I tipped the guys 2 more bucks for drying it off which brought the total to 10 smackers. I would do a little before and after to show how much better it looks now but I think the boss man might look down apon that. So let me just say it looks much better. Even the wheels look cleaner.

I have some pics from the weekend but I have to go to school and see if my week 7 grades have been posted yet. I will be back later today or maybe even tommorow to show year 3 of our fold-away pool and carnival freaks. We went to a local fair, and lets just say the people at these things are usually the people from the shallower in of the gene pool.

HAPPY MONDAY

Friday, June 01, 2007

Wildwood Vacation

It has taken me this long to get to uploading some of my pictures from our little get away. I could not have asked for a better time. Weather was great, hotel was great, and the rest was much needed. Since I have so many damn pics I will keep the words few and let the pictures paint the scenery.

The trip started of with a bang...the Sirius radio was not working, not even wrapping the antena around my huge head helped.



I would love to kiss the person that invented the portable DVD player. Willy Wonka kept the demons at bay.



Welcome to one of the NJ nuclear plants. No wonder NJ smells funny.....

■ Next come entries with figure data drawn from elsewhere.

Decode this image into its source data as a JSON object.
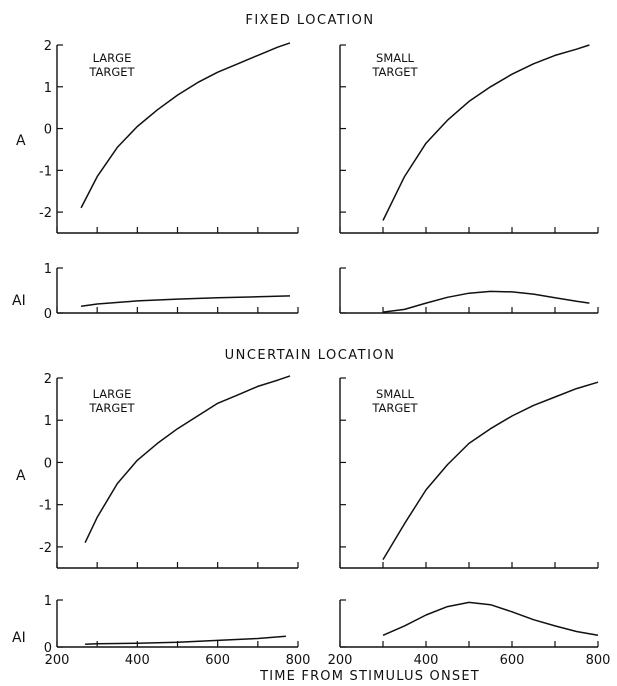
{
  "figure": {
    "x_title": "TIME FROM STIMULUS ONSET",
    "a_axis_label": "A",
    "ai_axis_label": "AI"
  },
  "chart_data": [
    {
      "section": "FIXED LOCATION",
      "panel": "LARGE TARGET",
      "type": "line",
      "xlim": [
        200,
        800
      ],
      "x_ticks": [],
      "A": {
        "ylim": [
          -2.5,
          2
        ],
        "y_ticks": [
          "2",
          "1",
          "0",
          "-1",
          "-2"
        ],
        "x": [
          260,
          300,
          350,
          400,
          450,
          500,
          550,
          600,
          650,
          700,
          750,
          780
        ],
        "y": [
          -1.9,
          -1.15,
          -0.45,
          0.05,
          0.45,
          0.8,
          1.1,
          1.35,
          1.55,
          1.75,
          1.95,
          2.05
        ]
      },
      "AI": {
        "ylim": [
          0,
          1
        ],
        "y_ticks": [
          "1",
          "0"
        ],
        "x": [
          260,
          300,
          400,
          500,
          600,
          700,
          780
        ],
        "y": [
          0.15,
          0.2,
          0.27,
          0.31,
          0.34,
          0.36,
          0.38
        ]
      }
    },
    {
      "section": "FIXED LOCATION",
      "panel": "SMALL TARGET",
      "type": "line",
      "xlim": [
        200,
        800
      ],
      "x_ticks": [],
      "A": {
        "ylim": [
          -2.5,
          2
        ],
        "y_ticks": [],
        "x": [
          300,
          350,
          400,
          450,
          500,
          550,
          600,
          650,
          700,
          750,
          780
        ],
        "y": [
          -2.2,
          -1.15,
          -0.35,
          0.2,
          0.65,
          1.0,
          1.3,
          1.55,
          1.75,
          1.9,
          2.0
        ]
      },
      "AI": {
        "ylim": [
          0,
          1
        ],
        "y_ticks": [],
        "x": [
          300,
          350,
          400,
          450,
          500,
          550,
          600,
          650,
          700,
          750,
          780
        ],
        "y": [
          0.02,
          0.08,
          0.22,
          0.35,
          0.44,
          0.48,
          0.47,
          0.42,
          0.34,
          0.26,
          0.22
        ]
      }
    },
    {
      "section": "UNCERTAIN LOCATION",
      "panel": "LARGE TARGET",
      "type": "line",
      "xlim": [
        200,
        800
      ],
      "x_ticks": [
        "200",
        "400",
        "600",
        "800"
      ],
      "A": {
        "ylim": [
          -2.5,
          2
        ],
        "y_ticks": [
          "2",
          "1",
          "0",
          "-1",
          "-2"
        ],
        "x": [
          270,
          300,
          350,
          400,
          450,
          500,
          550,
          600,
          650,
          700,
          750,
          780
        ],
        "y": [
          -1.9,
          -1.3,
          -0.5,
          0.05,
          0.45,
          0.8,
          1.1,
          1.4,
          1.6,
          1.8,
          1.95,
          2.05
        ]
      },
      "AI": {
        "ylim": [
          0,
          1
        ],
        "y_ticks": [
          "1",
          "0"
        ],
        "x": [
          270,
          300,
          400,
          500,
          600,
          700,
          770
        ],
        "y": [
          0.06,
          0.07,
          0.08,
          0.1,
          0.14,
          0.18,
          0.23
        ]
      }
    },
    {
      "section": "UNCERTAIN LOCATION",
      "panel": "SMALL TARGET",
      "type": "line",
      "xlim": [
        200,
        800
      ],
      "x_ticks": [
        "200",
        "400",
        "600",
        "800"
      ],
      "A": {
        "ylim": [
          -2.5,
          2
        ],
        "y_ticks": [],
        "x": [
          300,
          350,
          400,
          450,
          500,
          550,
          600,
          650,
          700,
          750,
          800
        ],
        "y": [
          -2.3,
          -1.45,
          -0.65,
          -0.05,
          0.45,
          0.8,
          1.1,
          1.35,
          1.55,
          1.75,
          1.9
        ]
      },
      "AI": {
        "ylim": [
          0,
          1
        ],
        "y_ticks": [],
        "x": [
          300,
          350,
          400,
          450,
          500,
          550,
          600,
          650,
          700,
          750,
          800
        ],
        "y": [
          0.25,
          0.45,
          0.68,
          0.86,
          0.95,
          0.9,
          0.75,
          0.58,
          0.45,
          0.33,
          0.25
        ]
      }
    }
  ]
}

Here we have Cheese at the park by the beach. The wife unit went out with a friend and Mr.NoNo's so I took Cheese to the park. He loves the outdoor.



It was nice and warm but the water was fukkin cold!



We stayed at the Bel Harbor Hotel, fourth floor.



This was a near by hotel that was called 'Sand Castle' but it was missing the C. It just seemed funny at the time......Sand Astle....say it really fast with 2 shots of rum in yah and you will laugh too.



Me and Cheese pool side. This kid loves the water!



Fourth floor pool shot



Mr NoNo's and his swimmy. I hope to get him some swimming lessons so he can get out of that thing. I am not one to teach swimming, I only learned about 5 years ago lol



Here we have the whole family unit at the boardwalk. They were having some kind of kite show. I dont know but kites are still pretty boring.



But this one caused all kinds of talk at the park. I took Mr. NoNo's to the same park I took Cheese to earlier and there was this Shrek kite stuck on this light post. All the little kids were laying claim to this thing. They were even arguing about who it belonged to. But there is no rationalizing with a 4 year old about ownership.



Mr. NoNo's loves going up the wrong end of the slide.



Random white chic at the beach. Future lobster legs victim.



There was this grab machine thingie that my wife would not leave alone. She wanted one of those damn purses. They are apparently so kinda of exspensive purse, so she was giving it her all to get one. I tried and won, but it was one of the smaller ones. So they gave us the option of taking the little purse or a $50 American Express gift card. We took the gift card, the little purse was too little.



Mr.NoNo's was buisy with this kid on the Dance Revolution game I was buisy looking at thongs.......Not even at the movies yet and they were already picking their seats.



Random tiny wave pic. Not big enough to surf on in my book but there were people out there trying their hardest to prove me wrong. But to no avail, I did not see one good run.



Wife on da beach.........'What part of Jamacia are you from?' 'The part next to da beach.' Now what movie is that from?



" Watch the tram car please, Watch the tram car please, Watch the tram car please, Watch the tram car please!" I can still hear it in my dreams!




I am off to clean up the mess I came back to at work. I have been trying to clean this up since Wednesday. But my lack of motivation and all this warm weather has me day dreaming of more beach time. Why cannt adults get the summer off too?